The payment screen for Ovidiy Stealer, showing payment options through RoboKassa, a Russian PayPal equivalent. (Image: Courtesy of Proofpoint)

While this makes the malware especially accessible for anyone interested in using it, it also opens up those who are selling it to easier detection by authorities. While much of the cybercrime marketplace is present on the nearly untraceable “dark web,” Ovidiy was not only marketed on the “clear web’’ for everyone to see, but also using the same domain that housed its command and control communications, which is incredibly unusual, Wheeler notes.

“That’s not a particularly common practice (…) many threat actors try and hide their tracks a little better,” he said. He added that shortly after Proofpoint published its report, the malware’s .ru domain remained online, but was wiped of its marketing content.
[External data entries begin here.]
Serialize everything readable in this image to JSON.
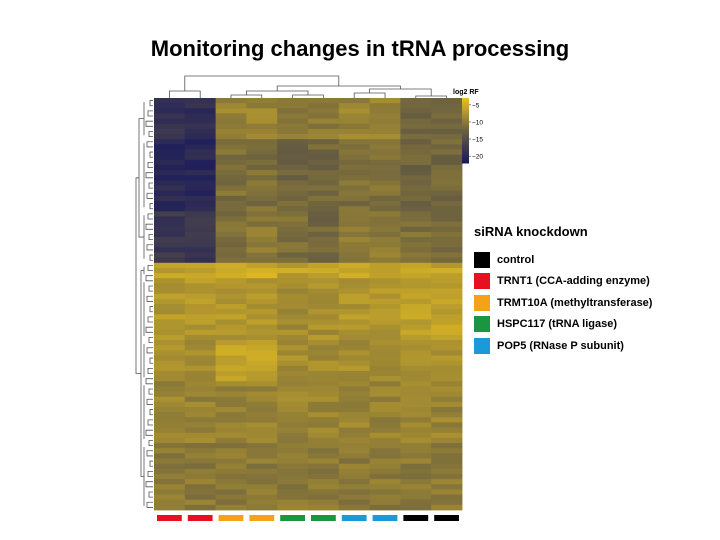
{
  "slide": {
    "title": "Monitoring changes in tRNA processing"
  },
  "legend": {
    "title": "siRNA knockdown",
    "items": [
      {
        "label": "control",
        "color": "#000000"
      },
      {
        "label": "TRNT1 (CCA-adding enzyme)",
        "color": "#e8101f"
      },
      {
        "label": "TRMT10A (methyltransferase)",
        "color": "#f5a21a"
      },
      {
        "label": "HSPC117 (tRNA ligase)",
        "color": "#1a9640"
      },
      {
        "label": "POP5 (RNase P subunit)",
        "color": "#1a9ad6"
      }
    ]
  },
  "chart_data": {
    "type": "heatmap",
    "title": "Monitoring changes in tRNA processing",
    "colorbar": {
      "title": "log2 RF",
      "ticks": [
        -5,
        -10,
        -15,
        -20
      ],
      "range": [
        -22,
        -3
      ],
      "colors": [
        "#1a1a5c",
        "#6a6040",
        "#e8c020"
      ]
    },
    "columns": [
      {
        "group": "TRNT1"
      },
      {
        "group": "TRNT1"
      },
      {
        "group": "TRMT10A"
      },
      {
        "group": "TRMT10A"
      },
      {
        "group": "HSPC117"
      },
      {
        "group": "HSPC117"
      },
      {
        "group": "POP5"
      },
      {
        "group": "POP5"
      },
      {
        "group": "control"
      },
      {
        "group": "control"
      }
    ],
    "group_colors": {
      "control": "#000000",
      "TRNT1": "#e8101f",
      "TRMT10A": "#f5a21a",
      "HSPC117": "#1a9640",
      "POP5": "#1a9ad6"
    },
    "row_clusters": [
      {
        "rows": 8,
        "values": [
          -19,
          -19,
          -9,
          -9,
          -10,
          -10,
          -9,
          -9,
          -12,
          -12
        ]
      },
      {
        "rows": 14,
        "values": [
          -20,
          -20,
          -11,
          -11,
          -12,
          -12,
          -11,
          -11,
          -12,
          -12
        ]
      },
      {
        "rows": 10,
        "values": [
          -18,
          -18,
          -11,
          -10,
          -11,
          -12,
          -10,
          -10,
          -11,
          -11
        ]
      },
      {
        "rows": 3,
        "values": [
          -6,
          -6,
          -5,
          -5,
          -6,
          -6,
          -5,
          -5,
          -6,
          -6
        ]
      },
      {
        "rows": 12,
        "values": [
          -7,
          -7,
          -7,
          -7,
          -8,
          -8,
          -7,
          -7,
          -6,
          -6
        ]
      },
      {
        "rows": 8,
        "values": [
          -8,
          -8,
          -6,
          -6,
          -8,
          -8,
          -8,
          -8,
          -8,
          -8
        ]
      },
      {
        "rows": 12,
        "values": [
          -9,
          -9,
          -9,
          -9,
          -9,
          -9,
          -9,
          -9,
          -9,
          -9
        ]
      },
      {
        "rows": 13,
        "values": [
          -10,
          -10,
          -10,
          -10,
          -10,
          -10,
          -10,
          -10,
          -10,
          -10
        ]
      }
    ]
  }
}
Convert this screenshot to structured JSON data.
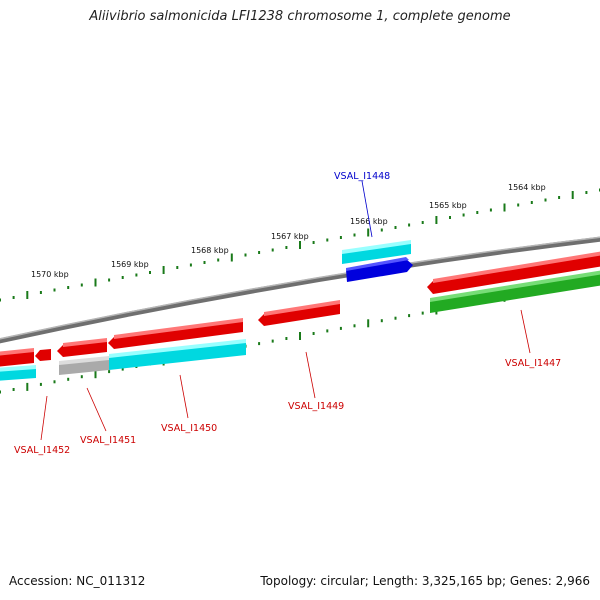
{
  "header": {
    "title": "Aliivibrio salmonicida LFI1238 chromosome 1, complete genome"
  },
  "footer": {
    "accession": "Accession: NC_011312",
    "summary": "Topology: circular; Length: 3,325,165 bp; Genes: 2,966"
  },
  "scale": {
    "tick_labels": [
      "1570 kbp",
      "1569 kbp",
      "1568 kbp",
      "1567 kbp",
      "1566 kbp",
      "1565 kbp",
      "1564 kbp"
    ]
  },
  "genes": [
    {
      "label": "VSAL_I1448",
      "label_color": "#0000cc"
    },
    {
      "label": "VSAL_I1447",
      "label_color": "#cc0000"
    },
    {
      "label": "VSAL_I1449",
      "label_color": "#cc0000"
    },
    {
      "label": "VSAL_I1450",
      "label_color": "#cc0000"
    },
    {
      "label": "VSAL_I1451",
      "label_color": "#cc0000"
    },
    {
      "label": "VSAL_I1452",
      "label_color": "#cc0000"
    }
  ],
  "colors": {
    "backbone": "#888888",
    "tick": "#1a7a1a",
    "cds_forward": "#ee0000",
    "cds_reverse": "#ee0000",
    "gene_bar": "#00e8f0",
    "gene_bar_gray": "#bbbbbb",
    "rna_blue": "#0000dd",
    "green_feature": "#33bb33"
  }
}
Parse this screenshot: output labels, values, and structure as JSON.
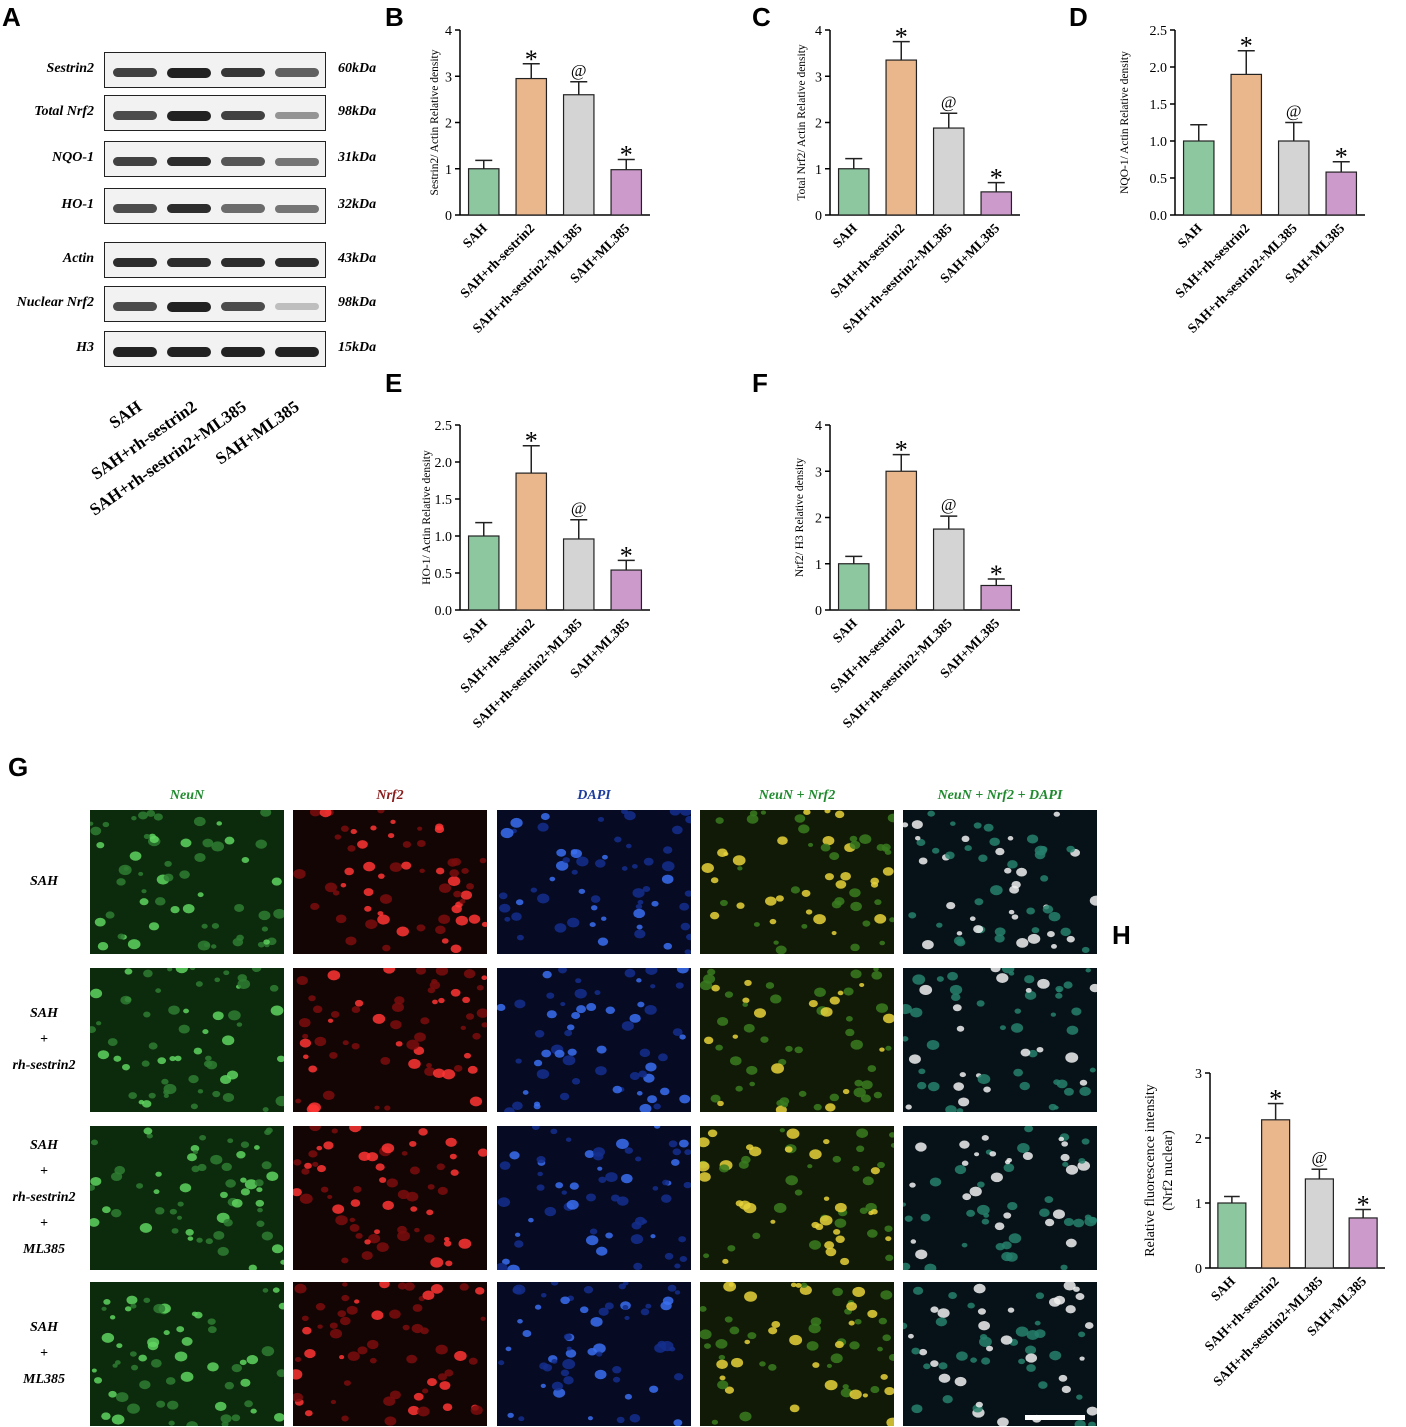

“I guess they got a little bit shy,” he said.

A Small Fish in a Big Pond

Ovidiy Stealer is just one example of a growing economy of profit-driven hackers who have turned cybercrime into an operational business, Wheeler said.

“Many people still (…) think of hackers as being what we can call ‘script kiddies,’ individuals who are hacking more for fun than for profit, defacing websites, stealing information,” he explained. “The modern reality for at least the last decade—and most likely longer—is that cybercrime is a business and it’s a very operationalized business where every different piece of the infrastructure from email sending infrastructure, to the malware, to the testing for the malware, encryption, distribution, everything—they’re all available as services.

“Modern threat actors are in many cases businessmen—they’re cybercriminals but they’re also businessmen and they’re operating with a focus on profit,” Wheeler concluded.

The conclusion to Proofpoint’s report states that, due to Ovidiy Stealer’s easy-to-use nature and the fact that it is being regularly updated by its creators, it has “the potential to become a much more widespread threat.” The report also points out the risk that stolen credentials can pose to individuals and businesses, whose accounts can be compromised leading to more stolen information. Wheeler notes the power of the social engineering techniques that many information-stealing campaigns leverage and warns against relying on end users to evade the threat.

“Our recommendation is always to really focus on solutions protecting the end users and really stopping the different threats before they can reach end users, because our research continually shows that somebody will always click,” he said. “Having solutions that can actually detect the latest, most innovative threats and stop them before they get to your end users is really essential.”